Дѣло началъ собственно не Кучинъ, а другой поручикъ Архангелогородскаго полка, Иванъ Вельяминовъ-Зерновъ, и при обстоятельствахъ, характеризующихъ слабость тогдашней военной дисциплины.
Оба эти поручика сидѣли съ марта мѣсяца 1746 года подъ арестомъ при полковой канцеляріи Рязанскаго пѣхотнаго полка по приговорамъ кригсрехта: Вельяминовъ-Зерновъ -- по представленію Архангелогородскаго полка секундъ-маіора Якова Ламздорфа, за безпрестанное его, Зернова, пьянство, а Кучинъ -- за много различныхъ дѣлъ: поношеніе чести лейбъ-кампанскаго сержанта Михаила Осипова, за насильное отнятіе отъ мастера заказаннаго серебрянаго креста и чеканныхъ евангелистовъ на Евангеліе, за самовольную отлучку отъ команды и другія преступленія.
Сидя вмѣстѣ, поручики почему-то между собою не поладили и враждовали. Вражда ихъ выразилась въ слѣдующемъ.
4-го апрѣля 1746 года, Вельяминовъ-Зерновъ вмѣстѣ съ сержантами Рязанскаго полка Васильемъ Пахомовымъ и Иваномъ Вѣяннымъ за карауломъ одного солдата былъ кѣмъ-то отпущенъ изъ-подъ ареста послѣ вечеренъ въ гости къ сержанту же того полка Ѳедору Фустову.

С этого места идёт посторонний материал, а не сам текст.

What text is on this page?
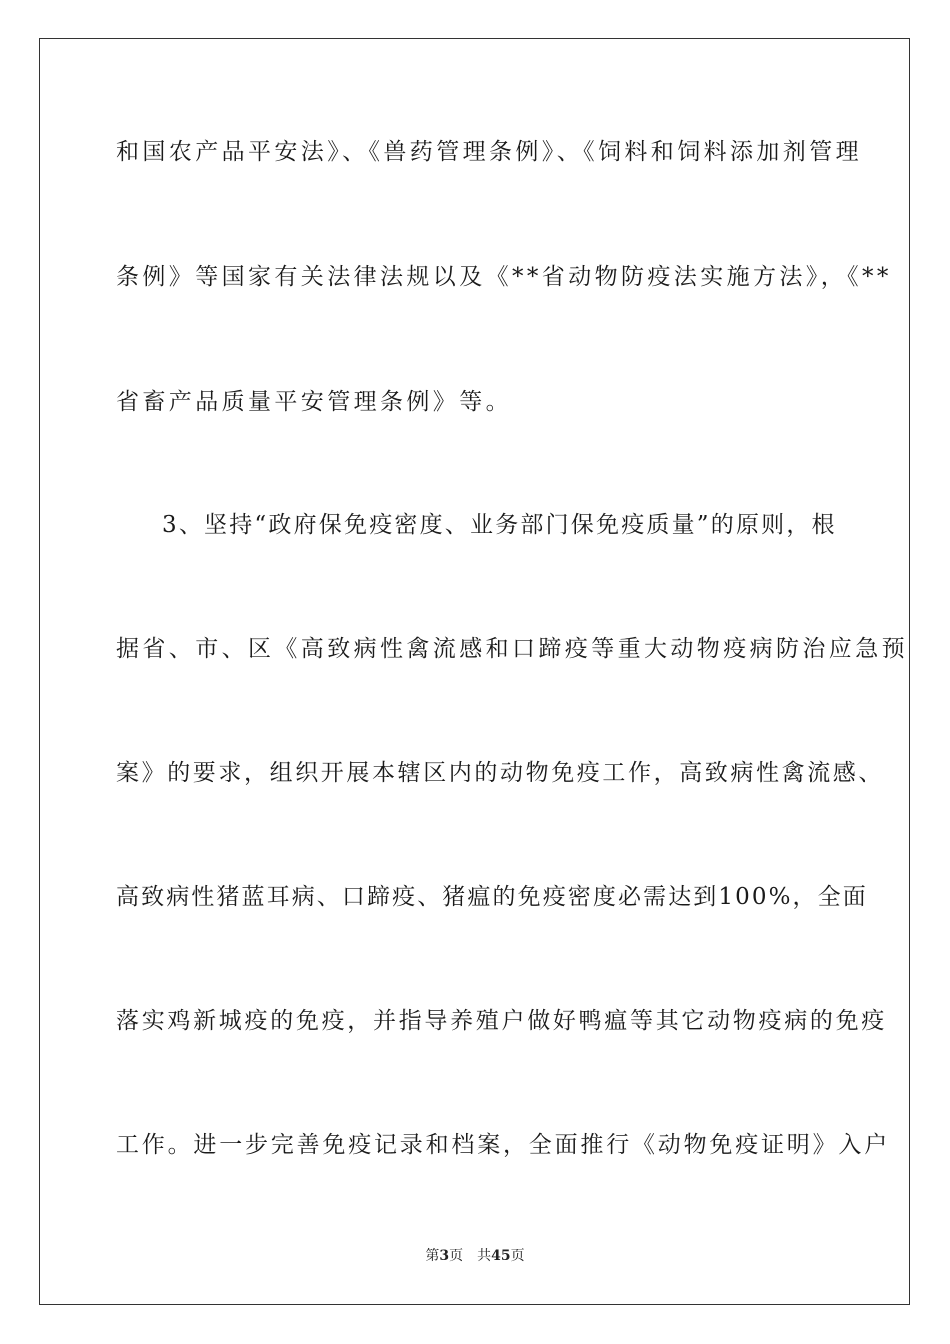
和国农产品平安法》、《兽药管理条例》、《饲料和饲料添加剂管理
条例》等国家有关法律法规以及《**省动物防疫法实施方法》，《**
省畜产品质量平安管理条例》等。
3、坚持“政府保免疫密度、业务部门保免疫质量”的原则，根
据省、市、区《高致病性禽流感和口蹄疫等重大动物疫病防治应急预
案》的要求，组织开展本辖区内的动物免疫工作，高致病性禽流感、
高致病性猪蓝耳病、口蹄疫、猪瘟的免疫密度必需达到100%，全面
落实鸡新城疫的免疫，并指导养殖户做好鸭瘟等其它动物疫病的免疫
工作。进一步完善免疫记录和档案，全面推行《动物免疫证明》入户
第3页 共45页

По дорогѣ Зерновъ, сильно, какъ онъ увѣряетъ впослѣдствіи, пьяный, началъ говорить шедшему рядомъ съ нимъ Пахомову:
-- Возьми меня обѣдать къ себѣ. Я все съ Кучинымъ обѣдалъ, а теперь не хочу... Буду просить полковника фонъ-Трендена, чтобы разсадилъ насъ съ Кучинымъ порознь... Давай вмѣстѣ обѣдать!
-- Тебѣ съ Кучинымъ пристойнѣе обѣдать,-- отвѣчалъ Пахомовъ,-- вы оба оберъ-офицеры, онъ тебѣ настоящая компанія.
-- А ну его!... "Онъ состоянія недобраго", сумасшедшій, что ли! Онъ вонъ весь генералитетъ поносить, да не токмо, что генералитетъ, а и про самое государыню говорить, будто она гвардіи съ маіоромъ Шубинымъ жила...
Пахомовъ ничего не отвѣтилъ на это, а намоталъ на усъ.
Побывъ у Фустова съ четверть часа, всѣ воротились въ полковую канцелярію, за исключеніемъ Пахомова, который отправился прямо къ командиру фонъ-Трендену, чтобы объявить на Зернова "слово и дѣло".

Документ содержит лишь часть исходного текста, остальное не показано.